「もっ、もうっ、む、無理っ……」
マラソン大会が始まって、どれくらいの距離を走ったかな。
私は早々に限界をむかえて、近くのベンチに腰を下ろした。
マラソン大会は校庭を走るのではなく、中学校周辺を一周することになっている。
すみれとそらはもちろん、スタートしてあっという間に姿が見えなくなってしまった。
ゆきもなんだかんだ先頭集団と一緒になって走って行ってしまったし、ゆっくり並走していたはずのあかねは、気がついたらいなかった。

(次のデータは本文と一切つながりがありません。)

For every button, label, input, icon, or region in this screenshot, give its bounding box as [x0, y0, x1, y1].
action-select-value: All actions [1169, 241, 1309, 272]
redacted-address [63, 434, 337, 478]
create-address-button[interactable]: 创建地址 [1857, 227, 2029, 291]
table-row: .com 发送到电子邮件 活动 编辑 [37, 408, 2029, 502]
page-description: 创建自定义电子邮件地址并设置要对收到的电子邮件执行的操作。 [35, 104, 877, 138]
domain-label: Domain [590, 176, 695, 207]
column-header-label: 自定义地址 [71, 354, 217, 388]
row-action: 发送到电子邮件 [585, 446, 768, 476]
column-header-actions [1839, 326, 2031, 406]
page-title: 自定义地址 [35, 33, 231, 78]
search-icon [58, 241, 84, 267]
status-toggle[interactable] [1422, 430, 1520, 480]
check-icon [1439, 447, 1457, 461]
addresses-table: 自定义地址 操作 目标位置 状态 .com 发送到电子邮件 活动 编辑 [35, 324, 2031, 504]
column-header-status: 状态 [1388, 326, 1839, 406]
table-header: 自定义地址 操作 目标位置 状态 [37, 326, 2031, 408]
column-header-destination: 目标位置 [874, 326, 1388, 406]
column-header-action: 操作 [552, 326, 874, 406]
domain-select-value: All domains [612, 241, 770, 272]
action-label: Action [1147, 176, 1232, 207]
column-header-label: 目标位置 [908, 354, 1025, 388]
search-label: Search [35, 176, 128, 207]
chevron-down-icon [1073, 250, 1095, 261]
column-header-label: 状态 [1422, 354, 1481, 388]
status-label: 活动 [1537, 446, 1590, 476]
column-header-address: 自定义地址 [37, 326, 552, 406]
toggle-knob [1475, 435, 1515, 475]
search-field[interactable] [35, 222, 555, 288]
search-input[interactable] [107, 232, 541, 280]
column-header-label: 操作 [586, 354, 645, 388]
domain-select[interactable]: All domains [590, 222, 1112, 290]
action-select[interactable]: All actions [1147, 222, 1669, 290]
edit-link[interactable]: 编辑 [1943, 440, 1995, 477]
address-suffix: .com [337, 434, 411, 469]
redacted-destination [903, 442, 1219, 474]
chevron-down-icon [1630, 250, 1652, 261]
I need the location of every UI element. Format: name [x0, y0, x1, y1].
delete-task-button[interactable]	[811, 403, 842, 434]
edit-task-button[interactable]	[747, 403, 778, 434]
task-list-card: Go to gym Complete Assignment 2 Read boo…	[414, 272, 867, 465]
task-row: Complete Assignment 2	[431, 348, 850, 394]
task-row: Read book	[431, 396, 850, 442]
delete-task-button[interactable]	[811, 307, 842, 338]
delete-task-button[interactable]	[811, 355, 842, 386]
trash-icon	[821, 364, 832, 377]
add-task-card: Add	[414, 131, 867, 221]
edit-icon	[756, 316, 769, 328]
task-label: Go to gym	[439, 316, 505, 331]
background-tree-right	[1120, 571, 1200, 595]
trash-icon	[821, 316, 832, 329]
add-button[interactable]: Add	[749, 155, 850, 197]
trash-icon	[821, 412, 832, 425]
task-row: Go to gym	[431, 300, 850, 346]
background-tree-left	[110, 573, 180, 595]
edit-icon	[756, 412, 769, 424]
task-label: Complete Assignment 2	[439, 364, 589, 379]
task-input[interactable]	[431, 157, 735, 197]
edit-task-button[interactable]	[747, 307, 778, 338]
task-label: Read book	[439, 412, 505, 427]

もしかしたら私よりも運動が苦手で、早くに疲れちゃったのかも…?
そうして私も走ることに疲れて、少し休憩。
「はーっ、苦しいっ」
休んでも歩いてもいいから、とにかくゴールしなくてはいけないのがマラソン大会のルールだ。
「わあ……空が青いなぁ、いい天気だなぁ……」
現実逃避、もとい休憩する私の前を、クラスメイト達が軽快な走りで通りすぎていく。
みんなすごいな…。
私なんて、すぐに疲れて休憩しちゃったのに。
みんなはきっともう少しだけがんばろうって、諦めずに走ってるのかな…。
そこにあかねがふらふらとやって来る。
「もっ、桃花ちゃん、きゅ、休憩?先に行ってるね…っ」
あかねもきっとマラソンは苦手なんだと思う。
けれど、小さな身体で一生懸命走っている。
「よし!私も休憩ばかりしていないで、もう少しがんばって走ってみよう!」
そう気合を入れベンチから立ち上がる。
しかし走り出してすぐに、私は足に違和感を感じた。
その違和感はだんだんとズキズキとした痛みに変わっていく。
あ、あれ……?もしかして、私、足痛めちゃった…?
とくに転んだり、くじいたりはしていないはずなのだけれど、もしかしてあまりに走らなさすぎて、足が悲鳴を上げているのかもしれない。
うう、こんなことすみれに知られたら、また運動不足だって怒られちゃうよ……。
少しでも前に進もうと歩みを進めるけれど、歩くことすらしんどくなってきてしまった。